Elemental setting

 

While Gal Hadre is the primary setting that I have thought about over the years, it is hardly the only setting I have considered.  While the idea I am going to describe below has never been named, it has received a reasonable amount of thought.


It’s focus is elementalism, or more specifically elementally modified races.  These exist for humans in some fantasy settings, pathfinder in particular has at least 5 covering shadow, fire, water, earth and air.  However there are no equivalents for even other core fantasy races.  This seemed like a shame as earth dwarves or air elves and the like seemed like interesting ideas to explore.  It will be important to carefully balance adding elemental aspects to the races while not losing what makes them elves or gnomes.

 

Fire - Wikipedia 


As far as I can tell there are 7 potential elements to use in this setting, shadow, earth, fire, air, water, metal and wood.  Eight if you want to consider ice as separate from water.  Now it would be complete chaos if you wanted to detail every combination of core races and these elemental options so picking a few options for each race at least initially would make life far easier.


Now you will need an event or twist of the setting that causes so many elementally modified sub-races.  Perhaps the original settlers of the world were forced to flee from elsewhere by way of elemental planes, and some or all of them were modified by the journey.  Another option is to have the material plane and the elemental planes be unusually close, perhaps even overlapping in places, maybe raw elemental magic leaks or leaked into the material world in some places.  Exposure to this raw elemental magic would then be the catalyst for transformation.

 

 Ice - Wikipedia


The next thing you will have to consider is if the setting still has the base versions of the races that have elemental versions.  I lean towards having both, as you can then explore how the unmodified races react to their elemental sub-races.  Different races would probably react in different ways, I doubt dwarves or elves would be super keen on the concept while orcs would probably simply see the power gained.  It would also be important to consider if the various sub-races live together or are generally geographically separated; I would generally lean towards the latter.


Starting with Dwarves, earth is an obvious choice, probably followed by fire and metal.  Earth dwarves would probably mostly live underground and if anything be even better stone-masons than standard dwarves, their modifications could be stone-like skin, inherent stone shaping or affinity to earth magic.  Fire Dwarves would heighten dwarven' smithing skill to levels previously not thought possible outside of minimal numbers of highly skilled mages, they may also have a connection to lava and magma.  Racial modifiers to certain crafting skills or inherent low level fire magic seem like the easiest options.  Metal dwarves seem like the most martially inclined option and could make an interesting take on a very warlike dwarven society.  Metal skin seems kind of silly, so perhaps an ability to temporarily modify the hardness of metals or inherent metal shaping would make the most sense.  Now it may also be logical for one less obvious choice to add to the first three.  Personally I would favour water, but shadow could also be very interesting.

 

 dirt - Wiktionary


For Elves wood seems like the most obvious option followed by air and shadow.  Non-elemental wood elves are a common grouping of elves, so the elemental version is a logical progression.  Very nature aligned, they would likely have racial stealth bonuses in anything forest related.  Maybe the ability to move through natural terrain without being slowed by difficult terrain.  Air elves would build on the stereotype that elves are graceful and agile but not particularly strong or tough and heighten that; bonuses to movement or flight seem like the logical way to go.  Perhaps air elves would be linked to cloud giants and live on magical cloud fortresses.  Shadow elves have been done incredibly well in Malazan book of the fallen, though there they kind of also were wood elves in that setting.  Shadow elves seem like they should produce the finest assassins.  

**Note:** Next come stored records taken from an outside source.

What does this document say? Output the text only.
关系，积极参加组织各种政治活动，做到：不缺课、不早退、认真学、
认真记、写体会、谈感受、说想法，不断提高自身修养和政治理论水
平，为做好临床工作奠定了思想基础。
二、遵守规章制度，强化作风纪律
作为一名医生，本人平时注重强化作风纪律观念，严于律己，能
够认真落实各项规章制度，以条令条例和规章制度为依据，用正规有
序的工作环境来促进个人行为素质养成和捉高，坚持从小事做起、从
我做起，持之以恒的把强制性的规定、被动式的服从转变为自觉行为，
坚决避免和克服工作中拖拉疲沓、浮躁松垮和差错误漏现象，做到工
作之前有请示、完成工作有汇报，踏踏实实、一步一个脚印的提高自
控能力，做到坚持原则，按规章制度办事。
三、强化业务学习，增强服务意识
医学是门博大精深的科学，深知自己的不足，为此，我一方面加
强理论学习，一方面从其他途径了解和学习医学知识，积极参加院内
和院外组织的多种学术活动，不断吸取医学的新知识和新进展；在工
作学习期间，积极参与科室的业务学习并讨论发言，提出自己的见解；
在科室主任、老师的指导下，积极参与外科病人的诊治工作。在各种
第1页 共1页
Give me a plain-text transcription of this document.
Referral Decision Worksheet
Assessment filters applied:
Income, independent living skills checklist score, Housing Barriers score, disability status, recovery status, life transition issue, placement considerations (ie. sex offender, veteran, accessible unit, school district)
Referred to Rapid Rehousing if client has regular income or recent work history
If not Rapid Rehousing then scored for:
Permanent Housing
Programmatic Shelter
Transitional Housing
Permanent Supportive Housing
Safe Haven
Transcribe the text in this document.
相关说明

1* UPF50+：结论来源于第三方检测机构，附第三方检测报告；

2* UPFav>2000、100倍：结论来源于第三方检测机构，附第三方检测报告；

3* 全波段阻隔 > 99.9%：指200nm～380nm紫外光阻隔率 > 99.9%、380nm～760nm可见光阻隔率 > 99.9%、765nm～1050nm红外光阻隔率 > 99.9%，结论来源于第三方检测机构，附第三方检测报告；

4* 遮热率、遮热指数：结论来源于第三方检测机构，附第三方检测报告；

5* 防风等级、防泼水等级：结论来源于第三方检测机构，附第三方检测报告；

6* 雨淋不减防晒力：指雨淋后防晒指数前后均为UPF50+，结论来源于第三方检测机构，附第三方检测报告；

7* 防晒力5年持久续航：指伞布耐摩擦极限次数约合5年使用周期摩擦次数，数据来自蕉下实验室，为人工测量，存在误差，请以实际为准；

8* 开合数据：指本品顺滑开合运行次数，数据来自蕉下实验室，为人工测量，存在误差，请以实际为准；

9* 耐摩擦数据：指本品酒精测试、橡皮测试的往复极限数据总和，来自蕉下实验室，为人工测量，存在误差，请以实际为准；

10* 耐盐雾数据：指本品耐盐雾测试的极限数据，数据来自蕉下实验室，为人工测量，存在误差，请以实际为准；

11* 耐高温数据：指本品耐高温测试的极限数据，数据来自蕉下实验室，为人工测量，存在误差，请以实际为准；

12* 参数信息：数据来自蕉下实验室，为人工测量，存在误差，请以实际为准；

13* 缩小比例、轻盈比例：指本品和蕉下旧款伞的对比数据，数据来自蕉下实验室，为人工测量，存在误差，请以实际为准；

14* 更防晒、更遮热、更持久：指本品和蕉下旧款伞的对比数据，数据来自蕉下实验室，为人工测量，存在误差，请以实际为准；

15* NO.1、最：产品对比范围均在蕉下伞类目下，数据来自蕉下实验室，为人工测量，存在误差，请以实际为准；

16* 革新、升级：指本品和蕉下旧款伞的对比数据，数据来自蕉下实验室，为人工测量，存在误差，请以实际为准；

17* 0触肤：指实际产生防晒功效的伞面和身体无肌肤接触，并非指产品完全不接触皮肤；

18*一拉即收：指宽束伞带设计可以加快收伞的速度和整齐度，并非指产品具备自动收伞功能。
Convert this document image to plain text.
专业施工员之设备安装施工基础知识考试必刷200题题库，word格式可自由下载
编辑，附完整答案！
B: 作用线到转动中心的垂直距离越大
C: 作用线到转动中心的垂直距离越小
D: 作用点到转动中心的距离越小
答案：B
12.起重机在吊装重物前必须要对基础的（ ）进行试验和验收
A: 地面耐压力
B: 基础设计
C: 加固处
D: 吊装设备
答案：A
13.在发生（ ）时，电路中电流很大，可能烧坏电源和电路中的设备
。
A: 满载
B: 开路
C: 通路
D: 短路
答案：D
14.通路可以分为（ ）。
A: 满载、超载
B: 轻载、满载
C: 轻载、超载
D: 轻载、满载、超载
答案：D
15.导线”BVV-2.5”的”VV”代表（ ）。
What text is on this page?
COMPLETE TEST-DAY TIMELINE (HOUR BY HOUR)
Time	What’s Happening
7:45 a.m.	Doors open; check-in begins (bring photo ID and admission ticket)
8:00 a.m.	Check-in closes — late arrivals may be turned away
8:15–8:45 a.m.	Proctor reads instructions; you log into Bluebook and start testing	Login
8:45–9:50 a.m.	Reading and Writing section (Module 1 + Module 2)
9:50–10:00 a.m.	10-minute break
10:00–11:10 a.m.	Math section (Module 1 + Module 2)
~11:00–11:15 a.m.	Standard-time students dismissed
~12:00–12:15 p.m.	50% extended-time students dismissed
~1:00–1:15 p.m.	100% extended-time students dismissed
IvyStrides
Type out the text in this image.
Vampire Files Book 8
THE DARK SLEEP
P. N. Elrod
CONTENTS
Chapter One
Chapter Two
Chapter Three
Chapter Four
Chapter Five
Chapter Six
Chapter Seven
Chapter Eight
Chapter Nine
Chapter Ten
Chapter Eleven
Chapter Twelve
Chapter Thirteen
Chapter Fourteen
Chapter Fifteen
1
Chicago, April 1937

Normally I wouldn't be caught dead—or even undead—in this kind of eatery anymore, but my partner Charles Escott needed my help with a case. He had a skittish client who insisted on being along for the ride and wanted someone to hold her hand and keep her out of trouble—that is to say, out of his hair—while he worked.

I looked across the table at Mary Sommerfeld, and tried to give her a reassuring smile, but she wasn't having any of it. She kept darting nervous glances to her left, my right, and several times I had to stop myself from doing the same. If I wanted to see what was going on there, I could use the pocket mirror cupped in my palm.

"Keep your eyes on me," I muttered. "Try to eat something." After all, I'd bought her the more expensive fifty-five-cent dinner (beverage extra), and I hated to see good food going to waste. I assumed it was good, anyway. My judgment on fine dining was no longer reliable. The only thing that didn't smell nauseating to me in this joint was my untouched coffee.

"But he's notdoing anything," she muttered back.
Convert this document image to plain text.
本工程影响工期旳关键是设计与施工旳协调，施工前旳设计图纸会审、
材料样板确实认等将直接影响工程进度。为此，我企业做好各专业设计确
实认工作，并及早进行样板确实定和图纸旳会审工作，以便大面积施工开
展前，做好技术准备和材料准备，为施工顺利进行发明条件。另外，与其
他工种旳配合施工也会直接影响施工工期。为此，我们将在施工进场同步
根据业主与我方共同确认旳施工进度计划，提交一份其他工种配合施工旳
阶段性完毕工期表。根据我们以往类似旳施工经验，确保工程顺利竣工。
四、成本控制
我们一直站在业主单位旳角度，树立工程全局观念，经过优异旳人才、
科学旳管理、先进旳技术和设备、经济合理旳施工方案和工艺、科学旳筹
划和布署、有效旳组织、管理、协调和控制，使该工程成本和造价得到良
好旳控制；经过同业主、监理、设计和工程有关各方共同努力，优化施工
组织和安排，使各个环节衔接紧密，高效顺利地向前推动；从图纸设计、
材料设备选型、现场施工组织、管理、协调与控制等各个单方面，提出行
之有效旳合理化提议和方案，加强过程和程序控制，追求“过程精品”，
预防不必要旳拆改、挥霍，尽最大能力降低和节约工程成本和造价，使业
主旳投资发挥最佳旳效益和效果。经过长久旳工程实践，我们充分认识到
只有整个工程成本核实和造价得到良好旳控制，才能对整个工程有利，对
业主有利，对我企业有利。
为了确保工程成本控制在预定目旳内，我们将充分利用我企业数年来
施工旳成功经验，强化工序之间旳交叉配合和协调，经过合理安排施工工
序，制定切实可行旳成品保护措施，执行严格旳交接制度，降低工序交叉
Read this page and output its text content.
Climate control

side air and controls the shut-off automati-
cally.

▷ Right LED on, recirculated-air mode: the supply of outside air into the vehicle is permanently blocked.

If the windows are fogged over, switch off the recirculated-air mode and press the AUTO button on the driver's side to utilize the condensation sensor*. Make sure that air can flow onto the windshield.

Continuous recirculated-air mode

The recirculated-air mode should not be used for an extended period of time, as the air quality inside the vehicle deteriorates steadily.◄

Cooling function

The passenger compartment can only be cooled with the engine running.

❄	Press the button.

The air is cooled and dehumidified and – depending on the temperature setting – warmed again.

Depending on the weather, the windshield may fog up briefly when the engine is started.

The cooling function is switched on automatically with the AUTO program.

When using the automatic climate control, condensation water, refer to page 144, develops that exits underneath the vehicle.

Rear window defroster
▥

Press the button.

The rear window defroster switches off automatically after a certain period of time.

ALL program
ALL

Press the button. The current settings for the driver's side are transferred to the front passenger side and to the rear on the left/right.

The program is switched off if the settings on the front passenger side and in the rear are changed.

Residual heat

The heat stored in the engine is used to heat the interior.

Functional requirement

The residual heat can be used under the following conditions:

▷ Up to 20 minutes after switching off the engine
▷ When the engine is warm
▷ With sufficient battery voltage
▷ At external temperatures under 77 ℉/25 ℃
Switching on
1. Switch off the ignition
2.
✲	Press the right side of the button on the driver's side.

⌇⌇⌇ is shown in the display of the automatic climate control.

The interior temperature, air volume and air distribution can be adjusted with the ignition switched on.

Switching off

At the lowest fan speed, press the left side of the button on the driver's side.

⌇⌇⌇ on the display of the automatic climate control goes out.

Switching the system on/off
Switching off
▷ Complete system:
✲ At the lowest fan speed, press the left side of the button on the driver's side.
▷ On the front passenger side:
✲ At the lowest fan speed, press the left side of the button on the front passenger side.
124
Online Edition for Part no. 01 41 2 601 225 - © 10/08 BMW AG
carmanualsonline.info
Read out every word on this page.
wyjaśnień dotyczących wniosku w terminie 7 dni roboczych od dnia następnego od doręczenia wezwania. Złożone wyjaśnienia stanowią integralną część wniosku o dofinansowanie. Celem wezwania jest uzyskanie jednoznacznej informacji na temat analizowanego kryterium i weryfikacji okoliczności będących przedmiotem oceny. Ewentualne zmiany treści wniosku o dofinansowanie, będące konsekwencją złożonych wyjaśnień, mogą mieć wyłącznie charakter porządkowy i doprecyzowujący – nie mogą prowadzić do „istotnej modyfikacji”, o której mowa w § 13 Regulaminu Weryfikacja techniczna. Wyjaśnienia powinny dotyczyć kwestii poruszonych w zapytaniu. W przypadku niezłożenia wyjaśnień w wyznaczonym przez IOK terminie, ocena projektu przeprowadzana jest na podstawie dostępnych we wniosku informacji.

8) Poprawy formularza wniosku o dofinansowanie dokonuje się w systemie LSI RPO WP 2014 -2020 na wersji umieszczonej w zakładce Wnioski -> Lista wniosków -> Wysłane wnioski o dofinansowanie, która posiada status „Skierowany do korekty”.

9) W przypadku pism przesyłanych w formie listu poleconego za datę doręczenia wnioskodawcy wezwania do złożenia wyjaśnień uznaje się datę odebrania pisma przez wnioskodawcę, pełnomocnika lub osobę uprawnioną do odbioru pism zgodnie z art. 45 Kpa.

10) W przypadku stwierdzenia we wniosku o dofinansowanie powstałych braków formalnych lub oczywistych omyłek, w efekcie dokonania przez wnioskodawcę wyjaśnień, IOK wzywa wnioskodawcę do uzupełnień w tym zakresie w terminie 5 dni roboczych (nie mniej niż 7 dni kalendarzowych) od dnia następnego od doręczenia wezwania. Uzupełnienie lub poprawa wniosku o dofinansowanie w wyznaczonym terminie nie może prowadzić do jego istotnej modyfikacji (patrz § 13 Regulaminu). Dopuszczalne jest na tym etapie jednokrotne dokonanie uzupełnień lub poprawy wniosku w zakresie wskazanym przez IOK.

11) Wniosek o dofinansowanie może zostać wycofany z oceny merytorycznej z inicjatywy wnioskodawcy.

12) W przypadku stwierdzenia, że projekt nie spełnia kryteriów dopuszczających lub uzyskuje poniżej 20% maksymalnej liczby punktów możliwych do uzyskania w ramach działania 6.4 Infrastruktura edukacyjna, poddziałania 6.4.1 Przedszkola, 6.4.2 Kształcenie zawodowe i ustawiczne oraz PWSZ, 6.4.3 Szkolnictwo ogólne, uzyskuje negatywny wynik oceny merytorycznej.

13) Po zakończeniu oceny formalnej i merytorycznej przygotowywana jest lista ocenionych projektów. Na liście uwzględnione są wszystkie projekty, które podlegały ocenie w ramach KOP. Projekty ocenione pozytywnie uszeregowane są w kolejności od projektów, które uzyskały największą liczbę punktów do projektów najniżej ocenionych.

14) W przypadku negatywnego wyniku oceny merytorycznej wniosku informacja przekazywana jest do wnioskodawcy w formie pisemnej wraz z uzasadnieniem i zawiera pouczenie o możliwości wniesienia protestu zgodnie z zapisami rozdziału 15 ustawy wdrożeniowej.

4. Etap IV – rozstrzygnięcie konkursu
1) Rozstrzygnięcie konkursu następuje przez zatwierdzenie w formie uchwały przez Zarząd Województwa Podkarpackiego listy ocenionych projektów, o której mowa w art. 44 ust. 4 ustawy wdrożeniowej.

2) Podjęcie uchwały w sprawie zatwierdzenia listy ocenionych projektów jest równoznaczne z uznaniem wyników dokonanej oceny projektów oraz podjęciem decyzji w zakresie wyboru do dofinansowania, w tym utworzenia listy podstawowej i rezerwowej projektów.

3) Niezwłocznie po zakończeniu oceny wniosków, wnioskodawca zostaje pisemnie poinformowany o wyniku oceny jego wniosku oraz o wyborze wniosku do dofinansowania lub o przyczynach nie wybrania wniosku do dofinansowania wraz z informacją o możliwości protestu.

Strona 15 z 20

Orcs would likely be fire and wood, maybe earth.  Fire resistance seems like it would be super-useful for a warlike race such as orcs.  Wood ties them to nature more and perhaps has them link with more wild or evil druid factions.  Earth orcs might live mostly underground and fight various dwarven sub-races in epic conflicts completely unknown to most of the surface world.  As a less obvious idea consider water orcs that are coastal raiders, like vikings.  Have them live in an island group or across a sea from the main continent and launch frequent raids.

  


I am not sure if elemental halflings make sense but probably the most logical two would be earth and water.  Having abilities linked to making food grow better would fit into a lot of ideas of how halflings fit into settings.


Shadow would make a great deal of sense for gnomes and play up their trickster nature, perhaps they would have minor shadow or light manipulation abilities.  They could be excellent entertainers or spies.  Metal would fit into their tinker aspects, perhaps a mend-like ability?  This group of gnomes would likely be nomadic (or would that be gnomadic in this case?), travelling around to offer their services to many.

 Metal - Wikipedia 

Now just because I have written a bunch about an entire setting based around this concept does mean you need an entire setting centered around it.  You could instead choose to only add one or two parts, like fire dwarves and air elves.  Or you could even have only a handful of NPCs who were transformed for some reason from their normal version.


Hopefully this post gave you some ideas of ways you can spice up a setting, even if only to add some interesting NPCs for your players to encounter.